Saw Swee Hock School of Public Health, National University of Singapore, Singapore.
Centre for Cognitive Neuroscience, Duke-NUS Medical School Singapore, Singapore.
Sleep. 2018 Mar 1;41(3). doi: 10.1093/sleep/zsy005.
Epidemiological evidence indicates that both short and long sleep at midlife increase mortality risk, but few studies have examined how change in sleep duration between midlife and later life affects this risk.

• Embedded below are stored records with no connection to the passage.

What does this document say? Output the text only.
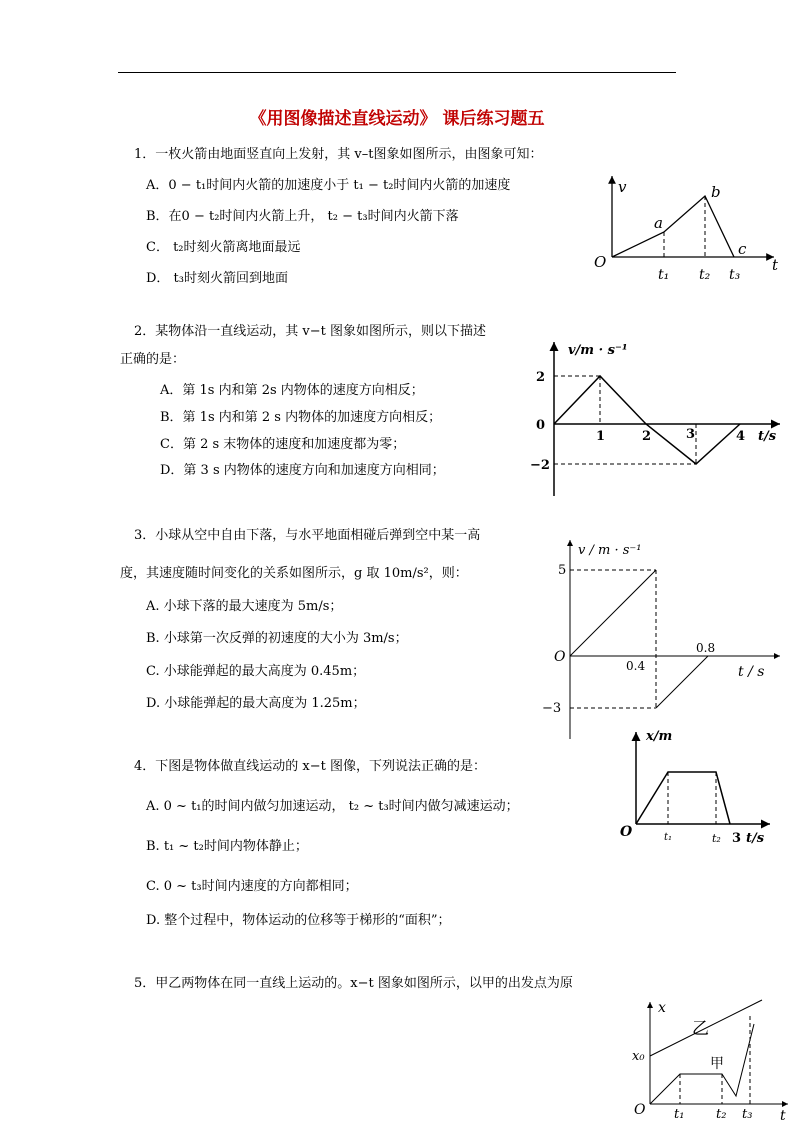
《用图像描述直线运动》 课后练习题五
1．一枚火箭由地面竖直向上发射，其 v–t图象如图所示，由图象可知：
A．0 − t₁时间内火箭的加速度小于 t₁ − t₂时间内火箭的加速度
B．在0 − t₂时间内火箭上升， t₂ − t₃时间内火箭下落
C． t₂时刻火箭离地面最远
D． t₃时刻火箭回到地面
v
t
O
a
b
c
t₁ t₂ t₃
2．某物体沿一直线运动，其 v−t 图象如图所示，则以下描述
正确的是：
A．第 1s 内和第 2s 内物体的速度方向相反；
B．第 1s 内和第 2 s 内物体的加速度方向相反；
C．第 2 s 末物体的速度和加速度都为零；
D．第 3 s 内物体的速度方向和加速度方向相同；
v/m · s⁻¹
t/s
2
0
−2
1	2	3	4
3．小球从空中自由下落，与水平地面相碰后弹到空中某一高
度，其速度随时间变化的关系如图所示，g 取 10m/s²，则：
A. 小球下落的最大速度为 5m/s；
B. 小球第一次反弹的初速度的大小为 3m/s；
C. 小球能弹起的最大高度为 0.45m；
D. 小球能弹起的最大高度为 1.25m；
v / m · s⁻¹
t / s
O
5
−3
0.4
0.8
4．下图是物体做直线运动的 x−t 图像，下列说法正确的是：
A. 0 ~ t₁的时间内做匀加速运动， t₂ ~ t₃时间内做匀减速运动；
B. t₁ ~ t₂时间内物体静止；
C. 0 ~ t₃时间内速度的方向都相同；
D. 整个过程中，物体运动的位移等于梯形的“面积”；
x/m
t/s
O	t₁	t₂ 3
5．甲乙两物体在同一直线上运动的。x−t 图象如图所示，以甲的出发点为原
x
t
O
x₀
乙
甲
t₁ t₂ t₃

We examined the association between change in sleep duration and mortality risk.
The Singapore Chinese Health Study is a prospective cohort of 63257 Chinese in Singapore aged 45-74 years at recruitment (1993-1998). Self-reported sleep duration was collected from 39523 participants who completed both baseline (mean age 54.8 years) and follow-up II (mean age 67.9 years; 2006-2010) interviews, which were on average 12.7 years apart. Mortality data were obtained via linkage with national death registry up to December 31, 2015.
Compared with participants who reported sleeping the recommended duration (7 hr) at both interviews, those with persistently short sleep (≤5 hr) had increased risk of all-cause mortality (hazard ratio [HR] 1.27, 95% confidence interval [CI] 1.06-1.53). Similarly, those with persistently long sleep (≥9 hr) had increased risk of all-cause (HR 1.47, 95% CI 1.24-1.73) and cardiovascular (HR 1.40, 95% CI 1.04-1.89) mortality. The proportion of long-sleepers increased with aging (6%-23.7%). Progression to long sleep from short (HR 1.50, 95% CI 1.24-1.81) or recommended (HR 1.43, 95% CI 1.25-1.64) duration was associated with increased all-cause mortality, especially for cardiovascular mortality. Change in sleep duration was not linked to cancer mortality.
Persistent short or long sleep or increasing sleep duration in late adulthood was associated with increased risk of all-cause mortality, especially from cardiovascular causes.
流行病学证据表明,中年时期的睡眠时间过短和过长都会增加死亡风险,但很少有研究探讨中年后睡眠时长的变化如何影响这种风险。本研究旨在探讨睡眠时长变化与死亡风险之间的关联。
新加坡华人健康研究是一项前瞻性队列研究,纳入了 63257 名新加坡华人,他们在招募时(1993-1998 年)年龄为 45-74 岁。共有 39523 名参与者完成了基线(平均年龄 54.8 岁)和随访 II(平均年龄 67.9 岁;2006-2010 年)两次调查,两次调查平均间隔 12.7 年。通过与国家死亡登记处的链接获取截至 2015 年 12 月 31 日的死亡数据。
与两次调查均报告推荐睡眠时间(7 小时)的参与者相比,持续睡眠时间较短(≤5 小时)者的全因死亡率风险增加(风险比 [HR] 1.27,95%置信区间 [CI] 1.06-1.53)。同样,持续睡眠时间较长(≥9 小时)者的全因(HR 1.47,95% CI 1.24-1.73)和心血管疾病(HR 1.40,95% CI 1.04-1.89)死亡率风险也增加。随着年龄的增长,长睡眠者的比例增加(6%-23.7%)。从短睡眠时间(HR 1.50,95% CI 1.24-1.81)或推荐睡眠时间(HR 1.43,95% CI 1.25-1.64)进展为长睡眠时间与全因死亡率增加相关,尤其是心血管疾病死亡率。睡眠时长的变化与癌症死亡率无关。
中年时期持续的短或长睡眠或晚年睡眠时间的增加与全因死亡率风险增加相关,尤其是心血管疾病导致的死亡率。